Entscheidung im Einzelfall

Ein großes Problem bei der Bestellung der behördlichen Datenschutzbeauftragten in der Praxis ist die Frage nach einer möglichen Interessenkollision. Die generellen Konfliktbereiche sind in Nr. 2 des Runderlasses des Innenministeriums vom 12.12.2000 zur Bestellung von behördlichen Datenschutzbeauftragten gemäß § 32a DSG NRW aufgeführt. Wie zahlreiche Anfragen gezeigt haben, ergeben sich darüber hinaus viele Varianten. Letztlich kann die Entscheidung nur im Einzelfall getroffen werden.

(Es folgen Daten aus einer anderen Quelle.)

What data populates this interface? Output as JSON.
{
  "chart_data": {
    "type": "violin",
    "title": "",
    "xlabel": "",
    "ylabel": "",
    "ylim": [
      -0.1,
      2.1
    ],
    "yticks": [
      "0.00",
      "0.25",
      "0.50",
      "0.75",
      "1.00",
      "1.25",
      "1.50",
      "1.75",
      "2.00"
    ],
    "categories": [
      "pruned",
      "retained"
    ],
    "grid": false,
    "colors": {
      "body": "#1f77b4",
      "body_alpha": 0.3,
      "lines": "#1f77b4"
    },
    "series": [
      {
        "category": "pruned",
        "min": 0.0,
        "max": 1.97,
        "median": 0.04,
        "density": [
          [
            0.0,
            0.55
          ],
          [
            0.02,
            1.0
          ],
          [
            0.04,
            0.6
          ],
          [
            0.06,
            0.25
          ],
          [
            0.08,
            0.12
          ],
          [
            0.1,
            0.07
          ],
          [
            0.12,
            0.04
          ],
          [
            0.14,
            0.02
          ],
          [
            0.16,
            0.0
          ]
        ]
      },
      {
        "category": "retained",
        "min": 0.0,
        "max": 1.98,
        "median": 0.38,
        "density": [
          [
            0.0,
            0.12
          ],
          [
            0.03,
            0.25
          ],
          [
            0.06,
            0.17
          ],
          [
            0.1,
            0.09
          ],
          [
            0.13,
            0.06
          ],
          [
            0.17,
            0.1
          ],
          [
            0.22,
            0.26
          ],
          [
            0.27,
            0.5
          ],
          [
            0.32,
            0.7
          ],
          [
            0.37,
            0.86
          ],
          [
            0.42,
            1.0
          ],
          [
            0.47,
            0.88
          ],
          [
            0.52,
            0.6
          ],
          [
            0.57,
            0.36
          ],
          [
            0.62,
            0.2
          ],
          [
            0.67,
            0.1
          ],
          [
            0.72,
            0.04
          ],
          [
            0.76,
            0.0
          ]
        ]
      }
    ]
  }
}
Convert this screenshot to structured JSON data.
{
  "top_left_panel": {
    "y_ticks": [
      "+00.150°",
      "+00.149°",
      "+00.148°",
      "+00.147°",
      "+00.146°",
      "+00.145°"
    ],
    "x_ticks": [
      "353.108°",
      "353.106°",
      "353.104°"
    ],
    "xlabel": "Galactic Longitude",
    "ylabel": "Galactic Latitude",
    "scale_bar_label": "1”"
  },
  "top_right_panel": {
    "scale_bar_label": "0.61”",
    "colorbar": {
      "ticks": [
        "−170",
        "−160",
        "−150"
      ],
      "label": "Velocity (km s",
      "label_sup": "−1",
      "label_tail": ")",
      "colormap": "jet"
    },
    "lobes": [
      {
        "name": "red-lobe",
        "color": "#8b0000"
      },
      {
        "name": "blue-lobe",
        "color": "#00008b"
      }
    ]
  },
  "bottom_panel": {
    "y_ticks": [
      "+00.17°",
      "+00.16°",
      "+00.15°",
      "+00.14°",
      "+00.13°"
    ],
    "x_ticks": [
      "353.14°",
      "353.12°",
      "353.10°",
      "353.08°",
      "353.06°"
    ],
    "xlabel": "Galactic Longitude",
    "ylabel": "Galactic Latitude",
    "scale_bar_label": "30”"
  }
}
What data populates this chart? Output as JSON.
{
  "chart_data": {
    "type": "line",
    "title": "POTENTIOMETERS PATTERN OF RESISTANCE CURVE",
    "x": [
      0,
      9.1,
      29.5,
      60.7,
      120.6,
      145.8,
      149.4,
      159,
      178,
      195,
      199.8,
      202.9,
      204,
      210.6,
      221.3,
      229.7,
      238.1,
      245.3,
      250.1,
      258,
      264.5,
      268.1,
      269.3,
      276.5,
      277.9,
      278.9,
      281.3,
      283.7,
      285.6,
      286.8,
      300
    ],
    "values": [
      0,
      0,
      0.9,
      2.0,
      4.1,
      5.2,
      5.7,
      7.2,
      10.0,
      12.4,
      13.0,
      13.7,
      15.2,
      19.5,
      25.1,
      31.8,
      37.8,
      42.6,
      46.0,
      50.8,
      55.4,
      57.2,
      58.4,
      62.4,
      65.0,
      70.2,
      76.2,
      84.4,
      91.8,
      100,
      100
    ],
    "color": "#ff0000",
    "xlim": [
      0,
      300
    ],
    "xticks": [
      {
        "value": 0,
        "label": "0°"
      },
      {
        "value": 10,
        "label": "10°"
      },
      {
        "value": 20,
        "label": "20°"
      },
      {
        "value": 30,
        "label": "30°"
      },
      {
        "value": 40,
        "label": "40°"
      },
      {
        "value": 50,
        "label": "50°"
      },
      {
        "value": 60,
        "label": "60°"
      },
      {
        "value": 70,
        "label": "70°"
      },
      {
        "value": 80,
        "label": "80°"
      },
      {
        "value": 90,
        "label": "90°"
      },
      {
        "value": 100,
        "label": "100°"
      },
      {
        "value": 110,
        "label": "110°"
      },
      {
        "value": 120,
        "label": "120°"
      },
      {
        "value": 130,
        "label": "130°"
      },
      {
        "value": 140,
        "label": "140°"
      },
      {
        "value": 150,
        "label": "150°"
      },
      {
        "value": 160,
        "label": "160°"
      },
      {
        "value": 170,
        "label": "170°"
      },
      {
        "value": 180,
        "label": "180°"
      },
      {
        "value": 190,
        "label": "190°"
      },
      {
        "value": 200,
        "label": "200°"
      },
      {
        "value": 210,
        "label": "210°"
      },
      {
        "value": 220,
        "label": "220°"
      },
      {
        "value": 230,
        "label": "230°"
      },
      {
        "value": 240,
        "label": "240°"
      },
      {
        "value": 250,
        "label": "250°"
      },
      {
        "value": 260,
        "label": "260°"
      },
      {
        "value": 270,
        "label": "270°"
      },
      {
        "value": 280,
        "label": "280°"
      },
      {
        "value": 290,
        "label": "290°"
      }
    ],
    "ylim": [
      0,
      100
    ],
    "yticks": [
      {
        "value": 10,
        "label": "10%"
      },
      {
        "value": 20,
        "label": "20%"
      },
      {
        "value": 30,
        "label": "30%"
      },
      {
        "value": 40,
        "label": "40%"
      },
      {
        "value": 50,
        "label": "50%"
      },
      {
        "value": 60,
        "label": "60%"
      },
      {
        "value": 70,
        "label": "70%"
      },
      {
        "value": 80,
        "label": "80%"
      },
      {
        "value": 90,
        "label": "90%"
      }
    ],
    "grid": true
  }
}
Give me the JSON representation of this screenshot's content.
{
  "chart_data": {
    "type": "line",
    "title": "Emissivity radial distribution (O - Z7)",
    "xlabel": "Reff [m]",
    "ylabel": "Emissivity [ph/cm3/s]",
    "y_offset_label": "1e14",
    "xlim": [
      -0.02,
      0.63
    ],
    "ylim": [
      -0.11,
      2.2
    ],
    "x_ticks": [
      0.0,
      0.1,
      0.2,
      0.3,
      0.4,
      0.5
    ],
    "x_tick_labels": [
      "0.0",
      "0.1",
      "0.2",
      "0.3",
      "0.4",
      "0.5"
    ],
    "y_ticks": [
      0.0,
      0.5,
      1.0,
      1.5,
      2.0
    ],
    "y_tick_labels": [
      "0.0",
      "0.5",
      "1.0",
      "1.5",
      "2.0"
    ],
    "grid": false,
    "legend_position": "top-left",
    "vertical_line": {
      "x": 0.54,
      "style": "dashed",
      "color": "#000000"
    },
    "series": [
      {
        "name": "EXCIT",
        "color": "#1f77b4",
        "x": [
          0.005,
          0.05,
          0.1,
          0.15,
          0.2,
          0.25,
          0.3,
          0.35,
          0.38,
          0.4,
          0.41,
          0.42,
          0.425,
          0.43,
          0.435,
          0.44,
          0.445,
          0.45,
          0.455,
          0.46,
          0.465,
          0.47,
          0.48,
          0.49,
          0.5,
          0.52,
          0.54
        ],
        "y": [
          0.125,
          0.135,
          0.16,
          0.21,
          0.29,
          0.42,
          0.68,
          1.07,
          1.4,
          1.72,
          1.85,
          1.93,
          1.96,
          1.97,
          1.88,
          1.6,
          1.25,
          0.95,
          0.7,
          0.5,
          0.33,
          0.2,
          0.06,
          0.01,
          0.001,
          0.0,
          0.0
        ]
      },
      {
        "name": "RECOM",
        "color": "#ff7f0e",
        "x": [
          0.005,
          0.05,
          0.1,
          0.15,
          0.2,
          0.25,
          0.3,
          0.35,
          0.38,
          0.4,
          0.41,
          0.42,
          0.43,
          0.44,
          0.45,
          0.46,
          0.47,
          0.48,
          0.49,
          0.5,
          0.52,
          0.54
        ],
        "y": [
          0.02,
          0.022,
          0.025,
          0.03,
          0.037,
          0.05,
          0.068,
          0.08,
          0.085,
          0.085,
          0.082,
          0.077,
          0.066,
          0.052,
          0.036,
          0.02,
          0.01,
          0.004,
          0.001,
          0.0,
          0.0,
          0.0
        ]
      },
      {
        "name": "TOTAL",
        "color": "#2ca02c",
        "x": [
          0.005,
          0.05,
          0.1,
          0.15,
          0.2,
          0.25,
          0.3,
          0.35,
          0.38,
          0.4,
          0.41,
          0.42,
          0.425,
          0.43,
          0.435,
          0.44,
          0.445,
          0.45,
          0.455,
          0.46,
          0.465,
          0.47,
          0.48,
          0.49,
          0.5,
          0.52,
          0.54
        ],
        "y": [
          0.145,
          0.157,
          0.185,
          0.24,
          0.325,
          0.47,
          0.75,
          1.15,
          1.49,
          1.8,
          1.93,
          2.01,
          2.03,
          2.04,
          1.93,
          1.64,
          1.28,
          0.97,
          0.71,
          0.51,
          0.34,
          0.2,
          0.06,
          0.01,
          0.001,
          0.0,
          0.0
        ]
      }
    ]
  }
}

Der Gesetzgeber will auf jeden Fall vermeiden, dass sich der oder die behördliche Datenschutzbeauftragte selbst kontrolliert, und unter diesem Gesichtspunkt ist auch die Frage möglicher Interessenkollisionen zu bewerten. In der Regel dürften derartige Inkompatibilitäten vorliegen bei:

  • Mitarbeitern, die überwiegend mit Personalangelegenheiten befasst sind

Im Prinzip dürfte es unstrittig sein, dass insbesondere mit Personalangelegenheiten befasste Mitarbeiterinnen und Mitarbeiter grundsätzlich nicht zu Datenschutzbeauftragten bestellt werden sollen. Neben den "klassischen" Tätigkeiten ist hier auch die Funktion der Gleichstellungsbeauftragten zu nennen.

Andererseits ist es verständlich, dass sich manche Behörden durch Doppelbeauftragungen möglicherweise Synergieeffekte versprechen. Hier muss jeweils im Einzelfall entschieden werden, ob die verschiedenen Tätigkeiten miteinander in Konflikt stehen.

  • Mitarbeitern der ADV / Informationstechnik (IT)

  • Geheimschutzbeauftragten

  • IT-Sicherheitsbeauftragten (falls bestellt)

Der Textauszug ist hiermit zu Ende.